Il se dit: “Considérant toute la population de l'île, sommes-nous capables de tenir
nos engagements? Golden a imprimé une somme totale de $1000. Il nous demande un
total de $1080. Même si ensemble nous prenions tout l'argent de l'île pour le
lui porter, cela ferait 1000, pas 1080. Personne n'a fait les $80 de plus. Nous
faisons des choses, pas des piastres. Un jour monsieur Golden pourra saisir
toute l'île, parce que tous ensemble nous ne pouvons pas rembourser capital et
intérêts. Si ceux qui sont capables de rembourser remboursent pour eux-mêmes
sans se soucier des autres, quelques-uns vont tomber tout de suite, d'autres
vont tomber plus tard, mais le tour des autres viendra aussi, et le banquier
finira par tout saisir. Il vaut mieux s'unir tout de suite et régler cette
affaire socialement.”
Thomas n'a pas de peine à convaincre les autres que Golden les a dupés.

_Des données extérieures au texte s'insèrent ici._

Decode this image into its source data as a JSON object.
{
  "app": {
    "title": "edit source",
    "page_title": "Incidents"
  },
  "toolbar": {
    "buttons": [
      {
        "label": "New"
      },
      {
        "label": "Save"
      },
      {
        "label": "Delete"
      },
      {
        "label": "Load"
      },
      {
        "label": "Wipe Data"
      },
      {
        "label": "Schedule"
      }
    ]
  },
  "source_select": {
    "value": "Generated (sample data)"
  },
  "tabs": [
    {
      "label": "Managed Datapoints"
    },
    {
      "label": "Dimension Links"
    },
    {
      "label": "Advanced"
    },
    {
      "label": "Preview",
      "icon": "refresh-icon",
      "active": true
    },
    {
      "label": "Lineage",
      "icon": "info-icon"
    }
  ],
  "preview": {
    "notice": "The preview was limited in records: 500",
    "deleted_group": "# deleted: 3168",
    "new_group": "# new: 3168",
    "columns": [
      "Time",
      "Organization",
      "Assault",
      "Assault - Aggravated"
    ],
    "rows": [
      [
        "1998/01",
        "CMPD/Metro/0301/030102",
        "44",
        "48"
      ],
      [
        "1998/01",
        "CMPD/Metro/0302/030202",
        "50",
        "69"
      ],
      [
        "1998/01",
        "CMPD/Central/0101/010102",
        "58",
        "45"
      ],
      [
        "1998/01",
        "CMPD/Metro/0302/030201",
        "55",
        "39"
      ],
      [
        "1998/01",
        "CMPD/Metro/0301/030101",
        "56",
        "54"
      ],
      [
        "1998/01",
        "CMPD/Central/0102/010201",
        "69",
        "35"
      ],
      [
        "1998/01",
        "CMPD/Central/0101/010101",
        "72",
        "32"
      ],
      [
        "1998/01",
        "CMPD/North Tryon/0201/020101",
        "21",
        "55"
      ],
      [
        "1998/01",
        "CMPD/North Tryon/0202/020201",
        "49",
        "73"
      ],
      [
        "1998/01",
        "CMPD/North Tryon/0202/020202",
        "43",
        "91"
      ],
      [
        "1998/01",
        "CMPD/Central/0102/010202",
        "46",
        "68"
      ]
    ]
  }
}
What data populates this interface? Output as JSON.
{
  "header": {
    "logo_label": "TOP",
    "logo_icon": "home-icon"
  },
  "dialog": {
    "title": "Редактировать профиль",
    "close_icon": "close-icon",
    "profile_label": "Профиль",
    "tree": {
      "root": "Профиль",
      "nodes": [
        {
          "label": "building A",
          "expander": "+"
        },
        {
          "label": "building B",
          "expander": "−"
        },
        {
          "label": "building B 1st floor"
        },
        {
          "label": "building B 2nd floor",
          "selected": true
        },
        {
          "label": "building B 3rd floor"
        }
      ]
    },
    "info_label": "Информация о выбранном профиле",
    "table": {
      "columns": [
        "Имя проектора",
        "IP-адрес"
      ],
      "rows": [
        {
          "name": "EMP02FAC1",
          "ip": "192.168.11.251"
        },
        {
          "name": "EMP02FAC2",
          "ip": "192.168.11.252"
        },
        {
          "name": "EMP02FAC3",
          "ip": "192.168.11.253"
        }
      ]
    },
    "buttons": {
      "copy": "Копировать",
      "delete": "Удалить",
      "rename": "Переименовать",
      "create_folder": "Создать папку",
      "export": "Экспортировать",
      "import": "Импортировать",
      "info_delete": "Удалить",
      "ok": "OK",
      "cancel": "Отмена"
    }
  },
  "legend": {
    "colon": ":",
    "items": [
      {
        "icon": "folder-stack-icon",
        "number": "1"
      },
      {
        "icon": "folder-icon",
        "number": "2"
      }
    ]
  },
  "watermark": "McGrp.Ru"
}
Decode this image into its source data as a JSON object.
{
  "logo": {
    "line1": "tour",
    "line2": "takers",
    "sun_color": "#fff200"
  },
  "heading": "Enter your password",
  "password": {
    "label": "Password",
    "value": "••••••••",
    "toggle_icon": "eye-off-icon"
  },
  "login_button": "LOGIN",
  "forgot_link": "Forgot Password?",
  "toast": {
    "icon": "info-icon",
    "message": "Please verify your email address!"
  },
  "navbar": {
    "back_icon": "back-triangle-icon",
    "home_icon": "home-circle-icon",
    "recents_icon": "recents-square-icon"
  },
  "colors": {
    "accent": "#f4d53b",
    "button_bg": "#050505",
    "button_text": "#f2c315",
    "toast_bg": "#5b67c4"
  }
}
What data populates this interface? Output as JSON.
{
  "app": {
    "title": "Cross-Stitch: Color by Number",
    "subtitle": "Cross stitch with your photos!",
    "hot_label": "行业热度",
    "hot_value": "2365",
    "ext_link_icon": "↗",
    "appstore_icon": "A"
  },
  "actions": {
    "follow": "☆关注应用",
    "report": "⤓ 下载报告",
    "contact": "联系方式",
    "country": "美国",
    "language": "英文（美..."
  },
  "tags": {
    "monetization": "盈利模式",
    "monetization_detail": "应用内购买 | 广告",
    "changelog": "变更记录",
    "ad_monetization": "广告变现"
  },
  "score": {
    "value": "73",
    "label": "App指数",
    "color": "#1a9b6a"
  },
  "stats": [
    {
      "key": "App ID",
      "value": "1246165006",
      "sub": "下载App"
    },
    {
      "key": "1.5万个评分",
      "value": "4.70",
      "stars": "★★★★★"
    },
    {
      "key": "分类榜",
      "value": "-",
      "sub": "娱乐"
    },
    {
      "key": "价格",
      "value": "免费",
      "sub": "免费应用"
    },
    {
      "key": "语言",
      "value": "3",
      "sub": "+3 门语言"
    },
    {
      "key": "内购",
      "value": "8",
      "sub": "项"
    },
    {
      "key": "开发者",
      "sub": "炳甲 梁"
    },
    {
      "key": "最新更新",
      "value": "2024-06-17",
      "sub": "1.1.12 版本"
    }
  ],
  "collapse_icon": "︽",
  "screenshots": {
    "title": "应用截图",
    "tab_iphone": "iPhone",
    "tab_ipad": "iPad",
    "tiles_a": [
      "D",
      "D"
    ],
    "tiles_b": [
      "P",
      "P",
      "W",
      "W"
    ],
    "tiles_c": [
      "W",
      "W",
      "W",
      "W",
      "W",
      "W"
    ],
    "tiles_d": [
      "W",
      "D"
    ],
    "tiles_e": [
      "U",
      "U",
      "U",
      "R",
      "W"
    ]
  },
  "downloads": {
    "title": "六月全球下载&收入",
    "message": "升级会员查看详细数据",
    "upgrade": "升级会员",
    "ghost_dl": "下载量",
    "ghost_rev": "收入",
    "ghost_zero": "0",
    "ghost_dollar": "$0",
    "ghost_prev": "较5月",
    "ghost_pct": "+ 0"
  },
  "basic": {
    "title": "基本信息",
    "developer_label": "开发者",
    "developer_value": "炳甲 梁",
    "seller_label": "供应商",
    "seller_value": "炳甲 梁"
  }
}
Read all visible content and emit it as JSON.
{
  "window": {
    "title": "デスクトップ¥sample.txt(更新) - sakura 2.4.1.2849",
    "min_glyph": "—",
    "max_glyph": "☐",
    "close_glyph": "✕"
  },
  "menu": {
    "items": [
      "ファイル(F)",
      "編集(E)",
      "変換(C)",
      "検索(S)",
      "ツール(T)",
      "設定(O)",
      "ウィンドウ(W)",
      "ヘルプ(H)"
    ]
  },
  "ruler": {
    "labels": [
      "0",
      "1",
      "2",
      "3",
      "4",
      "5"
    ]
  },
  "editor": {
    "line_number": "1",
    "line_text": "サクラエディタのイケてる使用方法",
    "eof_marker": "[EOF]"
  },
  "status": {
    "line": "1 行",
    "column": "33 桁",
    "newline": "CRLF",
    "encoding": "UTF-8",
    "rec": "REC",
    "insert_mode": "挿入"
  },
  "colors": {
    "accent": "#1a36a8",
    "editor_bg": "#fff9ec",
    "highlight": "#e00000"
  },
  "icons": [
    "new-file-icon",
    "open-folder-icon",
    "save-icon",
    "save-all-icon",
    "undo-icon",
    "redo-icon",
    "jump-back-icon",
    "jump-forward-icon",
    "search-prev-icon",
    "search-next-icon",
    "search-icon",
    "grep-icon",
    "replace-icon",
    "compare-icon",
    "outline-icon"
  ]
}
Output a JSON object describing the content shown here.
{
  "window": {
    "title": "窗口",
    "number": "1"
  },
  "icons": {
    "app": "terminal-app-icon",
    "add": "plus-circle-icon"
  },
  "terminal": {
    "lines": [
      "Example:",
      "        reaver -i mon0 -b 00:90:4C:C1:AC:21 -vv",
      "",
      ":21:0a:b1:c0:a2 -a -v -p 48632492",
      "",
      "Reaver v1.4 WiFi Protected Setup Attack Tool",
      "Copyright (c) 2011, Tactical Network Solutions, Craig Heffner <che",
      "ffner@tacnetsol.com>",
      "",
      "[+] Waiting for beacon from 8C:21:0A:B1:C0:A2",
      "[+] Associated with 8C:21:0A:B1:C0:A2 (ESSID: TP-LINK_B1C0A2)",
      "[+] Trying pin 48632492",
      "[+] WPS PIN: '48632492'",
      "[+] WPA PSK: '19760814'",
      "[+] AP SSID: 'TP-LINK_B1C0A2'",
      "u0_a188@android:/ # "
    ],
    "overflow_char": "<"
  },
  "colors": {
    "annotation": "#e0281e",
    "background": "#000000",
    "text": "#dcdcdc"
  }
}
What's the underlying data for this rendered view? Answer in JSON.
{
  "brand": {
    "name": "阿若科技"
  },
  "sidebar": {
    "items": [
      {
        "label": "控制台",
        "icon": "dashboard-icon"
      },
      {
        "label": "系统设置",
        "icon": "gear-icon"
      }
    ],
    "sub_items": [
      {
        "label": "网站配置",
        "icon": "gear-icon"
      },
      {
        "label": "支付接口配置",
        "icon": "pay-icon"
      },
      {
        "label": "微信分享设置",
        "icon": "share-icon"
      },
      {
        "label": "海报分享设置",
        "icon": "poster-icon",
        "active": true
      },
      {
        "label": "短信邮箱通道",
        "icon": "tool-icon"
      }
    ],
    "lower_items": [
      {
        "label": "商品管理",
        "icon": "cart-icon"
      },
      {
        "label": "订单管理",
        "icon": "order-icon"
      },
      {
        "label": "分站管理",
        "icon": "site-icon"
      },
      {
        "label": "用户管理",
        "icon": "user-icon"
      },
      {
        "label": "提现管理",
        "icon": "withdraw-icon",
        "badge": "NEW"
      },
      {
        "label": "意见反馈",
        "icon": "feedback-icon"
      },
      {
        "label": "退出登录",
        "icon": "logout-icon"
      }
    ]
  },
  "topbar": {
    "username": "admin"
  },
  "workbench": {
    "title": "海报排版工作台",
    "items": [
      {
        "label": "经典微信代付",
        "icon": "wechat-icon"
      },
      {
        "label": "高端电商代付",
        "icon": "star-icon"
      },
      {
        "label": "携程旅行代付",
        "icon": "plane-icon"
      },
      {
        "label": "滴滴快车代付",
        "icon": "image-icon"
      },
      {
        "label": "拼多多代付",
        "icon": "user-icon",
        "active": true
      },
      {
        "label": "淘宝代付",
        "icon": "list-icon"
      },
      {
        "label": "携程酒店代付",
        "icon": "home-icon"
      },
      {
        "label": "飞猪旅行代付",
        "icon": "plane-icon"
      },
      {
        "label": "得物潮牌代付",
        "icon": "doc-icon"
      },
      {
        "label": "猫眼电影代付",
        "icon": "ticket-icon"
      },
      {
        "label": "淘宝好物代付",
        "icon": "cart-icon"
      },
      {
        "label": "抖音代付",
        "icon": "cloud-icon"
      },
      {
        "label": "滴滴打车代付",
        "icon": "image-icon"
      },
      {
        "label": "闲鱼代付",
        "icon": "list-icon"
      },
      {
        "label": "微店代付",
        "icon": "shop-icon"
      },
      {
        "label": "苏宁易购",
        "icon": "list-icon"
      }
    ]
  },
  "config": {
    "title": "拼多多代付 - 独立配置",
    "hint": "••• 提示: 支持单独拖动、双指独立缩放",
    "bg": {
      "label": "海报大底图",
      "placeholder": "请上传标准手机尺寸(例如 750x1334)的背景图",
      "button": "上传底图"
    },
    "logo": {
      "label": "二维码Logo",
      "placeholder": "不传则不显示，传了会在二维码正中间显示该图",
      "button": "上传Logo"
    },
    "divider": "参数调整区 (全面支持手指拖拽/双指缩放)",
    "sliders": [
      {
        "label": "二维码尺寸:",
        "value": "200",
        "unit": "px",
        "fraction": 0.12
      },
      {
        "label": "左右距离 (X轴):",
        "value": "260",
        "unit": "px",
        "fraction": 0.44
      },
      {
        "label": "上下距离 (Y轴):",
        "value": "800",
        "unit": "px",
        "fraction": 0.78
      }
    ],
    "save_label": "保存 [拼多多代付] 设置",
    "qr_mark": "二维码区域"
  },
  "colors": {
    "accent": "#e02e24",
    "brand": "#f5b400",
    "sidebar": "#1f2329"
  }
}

Alors on s'entend pour un rendez-vous général chez le banquier.
#10. Bienveillance du
banquier.
Martin devine leur état d'âme, mais il sourit et fait bon visage. C'est
François qui présente le cas. Il dit au banquier: “Comment pouvons-nous vous
apporter $1080 quand il n'y a que $1,000 dans toute l'île?”
– «Mes bons amis, il s'agit de l'intérêt! Est-ce que votre
production n'a pas augmenté?»
– «Oui, mais l'argent,
lui, n'a pas augmenté. Or, c'est justement de l'argent que vous réclamez, et
non pas des produits. Vous seul pouvez faire de l'argent. Or vous ne faites que
$1000 et vous demandez $1080. C'est impossible!»
– «Attendez, mes amis. Les banquiers s'adaptent toujours
aux circonstances; ils font cela pour le plus grand bien du public... Je ne vous
demande que l'intérêt. Rien que $80. Le capital, vous continuerez à le garder.»
– «Vous nous remettez notre dette?»
– «Non, jamais un
banquier ne remet une dette. Vous me devrez encore tout l'argent prêté, mais
chaque année vous me remettrez l'intérêt, seulement l'intérêt. Je ne vous
presserai pas pour le remboursement du capital. Si certains d'entre vous
deviennent incapables de payer même leur intérêt, parce que l'argent va de l'un
à l'autre, dans ce cas vous pouvez vous organiser en nation et convenir d'un
système de collection. On appelle cela taxer. Vous taxerez davantage ceux qui
auront plus d'argent, les autres moins. Pourvu que vous m'apportiez
collectivement le total de l'intérêt, je serai satisfait, et votre nation se
portera bien.»
Nos hommes se retirent, mi-calmés, mi-pensifs.